Le climat politique et social de la Révolution tranquille est plus favorable envers les travailleurs québécois. Le réseau public de la santé devient l'employeur le plus important de la province et les personnes qui y travaillent, en se syndiquant massivement, réalisent des gains considérables. Les principaux syndicats québécois, comme la Centrale des syndicats nationaux (CSN), la Fédération des travailleurs du Québec (FTQ) et la Centrale des syndicats du Québec (CSQ), sont très présents dans le réseau de la santé québécois. De plus, certains professionnels comme les médecins omnipraticiens ou les infirmières et infirmiers sont représentés par des associations ou des syndicats professionnels qui défendent les intérêts particuliers de leur groupe.


Conclusion

Depuis les années 1980, au Québec comme dans bon nombre de sociétés occidentales, les coûts liés au maintien d'un système de santé public ont explosé.
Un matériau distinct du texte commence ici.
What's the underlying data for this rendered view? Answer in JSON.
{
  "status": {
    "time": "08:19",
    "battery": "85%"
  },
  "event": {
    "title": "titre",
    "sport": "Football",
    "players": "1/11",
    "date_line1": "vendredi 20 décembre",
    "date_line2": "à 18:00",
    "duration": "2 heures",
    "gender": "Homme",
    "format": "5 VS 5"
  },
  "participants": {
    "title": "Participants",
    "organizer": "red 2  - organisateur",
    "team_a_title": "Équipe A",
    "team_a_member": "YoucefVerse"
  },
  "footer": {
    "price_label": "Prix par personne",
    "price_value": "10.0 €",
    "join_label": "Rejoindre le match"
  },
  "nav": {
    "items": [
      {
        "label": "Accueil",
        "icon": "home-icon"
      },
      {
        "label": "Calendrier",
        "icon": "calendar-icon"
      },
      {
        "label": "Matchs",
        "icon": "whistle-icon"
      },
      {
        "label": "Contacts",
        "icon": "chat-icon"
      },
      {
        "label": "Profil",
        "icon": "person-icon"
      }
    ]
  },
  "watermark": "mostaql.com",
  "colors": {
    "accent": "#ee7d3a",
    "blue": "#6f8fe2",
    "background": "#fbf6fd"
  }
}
Cette situation est en partie due au vieillissement de la population, à la surconsommation de soins de santé, aux coûts des médicaments et des nouveaux traitements, ainsi qu'au besoin continuel de moderniser les équipements. À la fin des années 1980, le gouvernement québécois amorce une réorganisation du système de santé, le « virage ambulatoire », afin de réduire les dépenses. Certains établissements de santé sont fermés ou regroupés, tandis que d'autres doivent s'acquitter de nouvelles tâches. Certaines compressions budgétaires affectent la qualité des services offerts aux citoyens dans le réseau de la santé. Malgré cela, la part du budget québécois accordée à la santé atteint 45 % et devrait continuer de grimper étant donné le vieillissement de la population. Afin de régler ce problème, l'une des solutions proposées est d'accorder une plus grande place au secteur privé dans le domaine de la santé. Cette option représente un choix de société important puisqu'elle remet en cause le principe des réformes des années 1960 et 1970, soit la gratuité du système de santé.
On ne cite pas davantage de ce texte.